The reduced area of support, proximity of muscle attachments to the ridge crest and thinning of mucosa may contribute to a patient complaint of loose and uncomfortable dentures:

  • Manage the patient's expectations at the outset by explaining about the difficulties of making a stable and comfortable denture. Advise fixative will in all likelihood be needed. Fixative is helpful in the days after fit to minimise small unfamiliar movement that can be irritating

    A useful tip is to use a light-bodied silicone wash to identify potential areas of pressure...

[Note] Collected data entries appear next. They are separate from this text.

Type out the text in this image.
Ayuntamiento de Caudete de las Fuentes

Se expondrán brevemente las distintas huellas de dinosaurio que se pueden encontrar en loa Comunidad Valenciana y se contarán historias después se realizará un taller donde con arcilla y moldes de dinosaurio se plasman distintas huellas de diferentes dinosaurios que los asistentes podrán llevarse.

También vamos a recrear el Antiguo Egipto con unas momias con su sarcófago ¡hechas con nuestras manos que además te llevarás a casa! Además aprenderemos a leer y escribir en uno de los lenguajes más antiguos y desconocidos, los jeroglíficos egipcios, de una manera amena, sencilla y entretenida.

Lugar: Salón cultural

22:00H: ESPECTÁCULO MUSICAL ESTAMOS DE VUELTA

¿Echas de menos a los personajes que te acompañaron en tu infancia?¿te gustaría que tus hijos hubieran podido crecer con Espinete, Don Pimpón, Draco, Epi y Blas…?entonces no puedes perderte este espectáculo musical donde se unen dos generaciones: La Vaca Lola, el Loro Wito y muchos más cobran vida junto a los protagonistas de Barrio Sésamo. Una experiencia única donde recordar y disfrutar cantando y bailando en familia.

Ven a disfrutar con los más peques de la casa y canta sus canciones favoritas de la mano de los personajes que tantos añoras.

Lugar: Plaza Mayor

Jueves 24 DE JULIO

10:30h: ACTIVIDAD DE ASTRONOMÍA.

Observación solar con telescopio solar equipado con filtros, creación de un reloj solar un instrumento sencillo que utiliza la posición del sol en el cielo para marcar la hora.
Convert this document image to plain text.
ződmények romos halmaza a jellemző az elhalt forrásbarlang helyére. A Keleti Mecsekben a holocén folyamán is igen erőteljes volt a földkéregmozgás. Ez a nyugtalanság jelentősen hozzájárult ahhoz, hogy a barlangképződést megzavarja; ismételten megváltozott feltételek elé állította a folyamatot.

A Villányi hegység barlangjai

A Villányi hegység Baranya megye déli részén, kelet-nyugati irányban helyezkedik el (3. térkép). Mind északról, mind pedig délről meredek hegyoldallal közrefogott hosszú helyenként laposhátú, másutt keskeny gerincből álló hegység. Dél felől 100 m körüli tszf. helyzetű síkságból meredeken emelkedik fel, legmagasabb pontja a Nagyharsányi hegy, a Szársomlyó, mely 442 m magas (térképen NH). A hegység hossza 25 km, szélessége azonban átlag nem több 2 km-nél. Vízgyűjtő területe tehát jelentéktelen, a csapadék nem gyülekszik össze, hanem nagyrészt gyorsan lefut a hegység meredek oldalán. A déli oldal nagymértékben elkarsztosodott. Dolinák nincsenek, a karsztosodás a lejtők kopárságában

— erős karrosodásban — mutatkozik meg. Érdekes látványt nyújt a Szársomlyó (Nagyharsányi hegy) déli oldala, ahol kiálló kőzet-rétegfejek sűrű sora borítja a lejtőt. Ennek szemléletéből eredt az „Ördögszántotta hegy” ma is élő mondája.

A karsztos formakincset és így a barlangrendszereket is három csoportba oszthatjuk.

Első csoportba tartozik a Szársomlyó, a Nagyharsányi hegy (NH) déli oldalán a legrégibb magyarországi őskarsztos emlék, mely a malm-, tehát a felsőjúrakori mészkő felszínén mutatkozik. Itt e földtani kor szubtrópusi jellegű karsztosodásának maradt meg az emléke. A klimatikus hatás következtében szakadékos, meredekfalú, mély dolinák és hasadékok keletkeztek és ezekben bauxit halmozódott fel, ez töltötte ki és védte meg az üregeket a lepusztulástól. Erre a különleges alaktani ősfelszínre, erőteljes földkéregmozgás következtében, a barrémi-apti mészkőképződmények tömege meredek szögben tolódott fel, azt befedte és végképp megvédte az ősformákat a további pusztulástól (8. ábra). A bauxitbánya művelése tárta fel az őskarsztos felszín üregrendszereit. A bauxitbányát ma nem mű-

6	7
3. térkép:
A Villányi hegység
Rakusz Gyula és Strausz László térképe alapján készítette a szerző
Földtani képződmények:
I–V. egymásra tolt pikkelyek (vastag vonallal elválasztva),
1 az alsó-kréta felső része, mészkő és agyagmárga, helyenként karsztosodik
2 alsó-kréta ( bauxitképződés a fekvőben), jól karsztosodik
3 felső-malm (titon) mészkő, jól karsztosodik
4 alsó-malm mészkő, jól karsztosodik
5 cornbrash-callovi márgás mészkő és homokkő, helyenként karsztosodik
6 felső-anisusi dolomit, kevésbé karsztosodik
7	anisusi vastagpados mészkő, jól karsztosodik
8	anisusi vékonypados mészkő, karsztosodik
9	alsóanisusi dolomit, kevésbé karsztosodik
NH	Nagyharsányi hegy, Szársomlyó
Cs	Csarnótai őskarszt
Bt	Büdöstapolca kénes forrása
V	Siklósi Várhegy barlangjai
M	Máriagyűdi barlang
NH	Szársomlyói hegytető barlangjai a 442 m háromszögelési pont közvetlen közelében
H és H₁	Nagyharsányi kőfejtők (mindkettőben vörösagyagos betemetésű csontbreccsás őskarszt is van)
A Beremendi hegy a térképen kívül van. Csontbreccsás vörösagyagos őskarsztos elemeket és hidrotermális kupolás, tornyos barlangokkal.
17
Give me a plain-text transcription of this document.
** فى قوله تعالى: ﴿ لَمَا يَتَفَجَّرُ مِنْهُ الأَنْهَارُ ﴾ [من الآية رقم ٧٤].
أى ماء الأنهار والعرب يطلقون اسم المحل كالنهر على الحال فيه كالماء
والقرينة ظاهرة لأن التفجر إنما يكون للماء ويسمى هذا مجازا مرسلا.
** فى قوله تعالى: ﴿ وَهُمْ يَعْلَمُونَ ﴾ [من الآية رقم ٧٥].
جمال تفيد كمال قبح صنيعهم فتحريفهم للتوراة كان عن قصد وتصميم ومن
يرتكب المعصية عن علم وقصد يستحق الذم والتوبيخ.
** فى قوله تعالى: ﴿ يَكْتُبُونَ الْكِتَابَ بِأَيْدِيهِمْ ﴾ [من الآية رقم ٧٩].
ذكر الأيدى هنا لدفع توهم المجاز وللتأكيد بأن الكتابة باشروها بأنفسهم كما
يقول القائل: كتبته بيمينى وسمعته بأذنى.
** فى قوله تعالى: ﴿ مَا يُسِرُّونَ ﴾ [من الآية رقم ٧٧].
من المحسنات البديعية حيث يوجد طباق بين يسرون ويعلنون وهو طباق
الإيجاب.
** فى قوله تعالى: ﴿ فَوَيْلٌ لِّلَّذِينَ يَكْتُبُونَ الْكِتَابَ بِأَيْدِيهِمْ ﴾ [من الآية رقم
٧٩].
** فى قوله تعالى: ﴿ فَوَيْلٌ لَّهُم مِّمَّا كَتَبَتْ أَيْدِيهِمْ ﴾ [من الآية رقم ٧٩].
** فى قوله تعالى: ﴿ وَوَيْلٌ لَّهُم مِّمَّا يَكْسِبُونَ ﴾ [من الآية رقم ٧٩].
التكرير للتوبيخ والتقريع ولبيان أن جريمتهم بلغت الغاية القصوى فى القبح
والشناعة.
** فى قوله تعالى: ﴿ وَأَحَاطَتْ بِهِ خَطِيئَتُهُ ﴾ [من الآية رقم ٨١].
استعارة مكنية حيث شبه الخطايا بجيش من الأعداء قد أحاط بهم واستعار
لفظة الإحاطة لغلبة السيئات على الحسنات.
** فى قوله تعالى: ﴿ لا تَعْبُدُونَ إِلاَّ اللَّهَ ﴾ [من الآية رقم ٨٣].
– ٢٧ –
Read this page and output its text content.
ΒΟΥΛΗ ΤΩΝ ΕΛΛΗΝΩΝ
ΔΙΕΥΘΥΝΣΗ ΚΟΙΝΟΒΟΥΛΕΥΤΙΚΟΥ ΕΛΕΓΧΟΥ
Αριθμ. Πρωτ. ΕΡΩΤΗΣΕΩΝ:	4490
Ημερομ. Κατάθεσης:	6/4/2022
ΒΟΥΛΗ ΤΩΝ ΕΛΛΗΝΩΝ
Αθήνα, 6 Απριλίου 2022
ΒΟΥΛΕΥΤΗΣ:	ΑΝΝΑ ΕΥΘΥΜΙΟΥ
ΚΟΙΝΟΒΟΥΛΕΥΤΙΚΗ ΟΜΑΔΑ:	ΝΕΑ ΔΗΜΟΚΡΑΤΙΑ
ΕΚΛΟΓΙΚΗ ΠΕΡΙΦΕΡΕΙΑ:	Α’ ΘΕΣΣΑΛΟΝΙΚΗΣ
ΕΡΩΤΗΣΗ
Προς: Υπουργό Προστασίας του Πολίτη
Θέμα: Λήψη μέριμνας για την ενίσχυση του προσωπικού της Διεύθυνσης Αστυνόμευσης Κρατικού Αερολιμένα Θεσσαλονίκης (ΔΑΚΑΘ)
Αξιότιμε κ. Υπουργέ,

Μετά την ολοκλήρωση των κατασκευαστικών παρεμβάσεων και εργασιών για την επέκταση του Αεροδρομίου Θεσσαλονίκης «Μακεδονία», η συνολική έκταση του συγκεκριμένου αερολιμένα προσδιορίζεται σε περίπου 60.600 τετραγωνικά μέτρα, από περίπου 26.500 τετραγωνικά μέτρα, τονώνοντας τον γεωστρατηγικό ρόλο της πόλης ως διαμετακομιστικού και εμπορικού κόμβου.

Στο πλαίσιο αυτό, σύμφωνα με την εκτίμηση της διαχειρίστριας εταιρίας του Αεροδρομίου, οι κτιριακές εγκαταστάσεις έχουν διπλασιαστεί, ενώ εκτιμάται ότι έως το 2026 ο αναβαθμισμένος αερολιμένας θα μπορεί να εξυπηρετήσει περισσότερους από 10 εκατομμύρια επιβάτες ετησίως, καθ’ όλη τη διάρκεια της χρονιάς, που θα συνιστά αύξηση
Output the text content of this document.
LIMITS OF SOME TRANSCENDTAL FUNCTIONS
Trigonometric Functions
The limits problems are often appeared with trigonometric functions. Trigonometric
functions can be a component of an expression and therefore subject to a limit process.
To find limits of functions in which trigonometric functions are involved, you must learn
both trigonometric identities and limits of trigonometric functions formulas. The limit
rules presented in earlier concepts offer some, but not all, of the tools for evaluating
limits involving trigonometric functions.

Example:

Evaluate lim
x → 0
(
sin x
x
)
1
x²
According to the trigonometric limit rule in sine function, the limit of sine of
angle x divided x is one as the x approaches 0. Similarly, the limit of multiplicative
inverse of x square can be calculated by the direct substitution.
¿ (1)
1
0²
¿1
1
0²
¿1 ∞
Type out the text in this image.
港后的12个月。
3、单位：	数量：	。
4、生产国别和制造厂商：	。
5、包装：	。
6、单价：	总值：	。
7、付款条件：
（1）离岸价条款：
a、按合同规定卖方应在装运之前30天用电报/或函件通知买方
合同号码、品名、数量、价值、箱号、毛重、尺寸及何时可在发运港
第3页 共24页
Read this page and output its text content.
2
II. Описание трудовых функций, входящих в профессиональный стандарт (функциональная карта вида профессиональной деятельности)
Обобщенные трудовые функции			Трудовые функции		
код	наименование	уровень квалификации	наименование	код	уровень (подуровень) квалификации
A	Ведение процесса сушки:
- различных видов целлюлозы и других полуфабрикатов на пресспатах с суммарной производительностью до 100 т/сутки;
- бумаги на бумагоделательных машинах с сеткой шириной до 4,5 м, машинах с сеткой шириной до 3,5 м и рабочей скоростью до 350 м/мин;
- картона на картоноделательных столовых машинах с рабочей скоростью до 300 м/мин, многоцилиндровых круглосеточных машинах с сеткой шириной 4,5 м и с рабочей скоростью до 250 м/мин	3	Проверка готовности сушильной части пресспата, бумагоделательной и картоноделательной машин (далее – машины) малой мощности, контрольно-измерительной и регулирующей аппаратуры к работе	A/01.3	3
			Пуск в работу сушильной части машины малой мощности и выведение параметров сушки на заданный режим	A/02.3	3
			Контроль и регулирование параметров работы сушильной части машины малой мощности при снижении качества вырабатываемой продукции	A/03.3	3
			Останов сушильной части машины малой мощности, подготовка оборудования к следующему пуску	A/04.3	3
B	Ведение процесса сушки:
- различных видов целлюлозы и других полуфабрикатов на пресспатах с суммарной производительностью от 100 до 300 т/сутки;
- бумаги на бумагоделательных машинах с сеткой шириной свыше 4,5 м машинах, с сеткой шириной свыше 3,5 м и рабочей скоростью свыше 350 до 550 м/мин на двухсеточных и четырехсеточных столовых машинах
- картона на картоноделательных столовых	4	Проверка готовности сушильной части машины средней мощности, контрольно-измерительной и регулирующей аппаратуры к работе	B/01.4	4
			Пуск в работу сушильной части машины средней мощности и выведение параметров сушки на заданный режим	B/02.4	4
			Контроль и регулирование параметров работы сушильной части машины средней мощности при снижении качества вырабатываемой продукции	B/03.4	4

  • Consider a neutral zone impression to improve the denture stability. This technique combined with meticulous border moulding will greatly improve denture stability

  • Consider reducing the OVD to reduce load on the ridge. Reduce the size of the occlusal table, using narrow teeth, reducing length by leaving off last molar and avoiding loading the distal ridge incline

  • At the 'fit' appointment, explain comprehensively about what to expect during acclimatisation to the new dentures. Include the likelihood of sore areas, transitory altered speech, increased saliva production, and learning a new chewing pattern

  • A useful tip is to use a light-bodied silicone wash to identify potential areas of pressure that will cause soreness under the denture. This can eliminate many sore areas before they occur

  • Always check the occlusion for even, bilateral contact and no slide between retruded contact and denture ICP, before adjusting any of the fit surface. A good proportion of soreness can come from occlusal errors causing denture movement.

Once treatment has been completed, encourage the patient to return for regular reviews to have a soft tissue examination. Additionally, timely relines can help maintain functional dentures before replacement dentures are required.

We hope these tips will help in managing these often challenging cases.